The Orlando Magic, not content with a state law allowing them to get $2 million a year in sales tax rebates over 30 years to repay arena construction or improvements, are now seeking to have that doubled to $4 million a year. (Though the Orlando Sentinel story linked calls this a “second wave of $60 million tax breaks,” it would actually only pay for about half that in present-value construction bonds.) The Tampa Bay Lightning had pushed for similar legislation last year, but the state legislature failed to act on it; the Magic will now send its lobbyists to work alongside the Lightning’s flesh-pressers to see if they can get things moving again.

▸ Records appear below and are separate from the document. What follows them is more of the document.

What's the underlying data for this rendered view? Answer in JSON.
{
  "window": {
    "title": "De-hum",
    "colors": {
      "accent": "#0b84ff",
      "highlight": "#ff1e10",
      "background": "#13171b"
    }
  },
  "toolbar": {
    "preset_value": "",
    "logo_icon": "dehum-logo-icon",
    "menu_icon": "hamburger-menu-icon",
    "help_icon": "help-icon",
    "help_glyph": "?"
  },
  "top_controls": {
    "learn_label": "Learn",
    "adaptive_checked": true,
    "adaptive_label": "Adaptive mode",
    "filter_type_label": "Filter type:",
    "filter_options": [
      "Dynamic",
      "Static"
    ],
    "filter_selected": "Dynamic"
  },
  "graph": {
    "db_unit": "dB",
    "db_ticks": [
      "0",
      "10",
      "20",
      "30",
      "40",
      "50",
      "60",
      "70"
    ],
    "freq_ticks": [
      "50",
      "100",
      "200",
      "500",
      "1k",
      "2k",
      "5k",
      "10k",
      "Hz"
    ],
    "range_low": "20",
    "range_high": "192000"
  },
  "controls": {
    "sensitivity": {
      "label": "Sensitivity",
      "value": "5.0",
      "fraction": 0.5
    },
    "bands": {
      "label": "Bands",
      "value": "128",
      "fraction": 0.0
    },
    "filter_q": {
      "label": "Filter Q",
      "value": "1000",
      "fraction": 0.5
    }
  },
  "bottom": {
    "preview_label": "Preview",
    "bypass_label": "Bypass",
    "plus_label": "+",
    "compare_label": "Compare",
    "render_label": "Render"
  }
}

With nine major pro sports teams in the state, if approved this would amount to a gift of about $270 million from Florida taxpayers to pro sports teams, for just about nothing in return. One legislator behind the bill says teams would have to promise to remain in the state for 15 years to get the added cash, which isn’t saying much, as most stadium and arena leases are for far longer than that anyway – and if a team really wants to move, having to repay $30 million in tax breaks isn’t going to stop them.
Lightning execs’ explanation for seeking the cash, according to the St. Petersburg Times: “The Lightning argues that it is an important force in the economy of downtown Tampa and should share in some of the riches.” Selling season tickets for $6,500 a pop apparently doesn’t count as enough riches.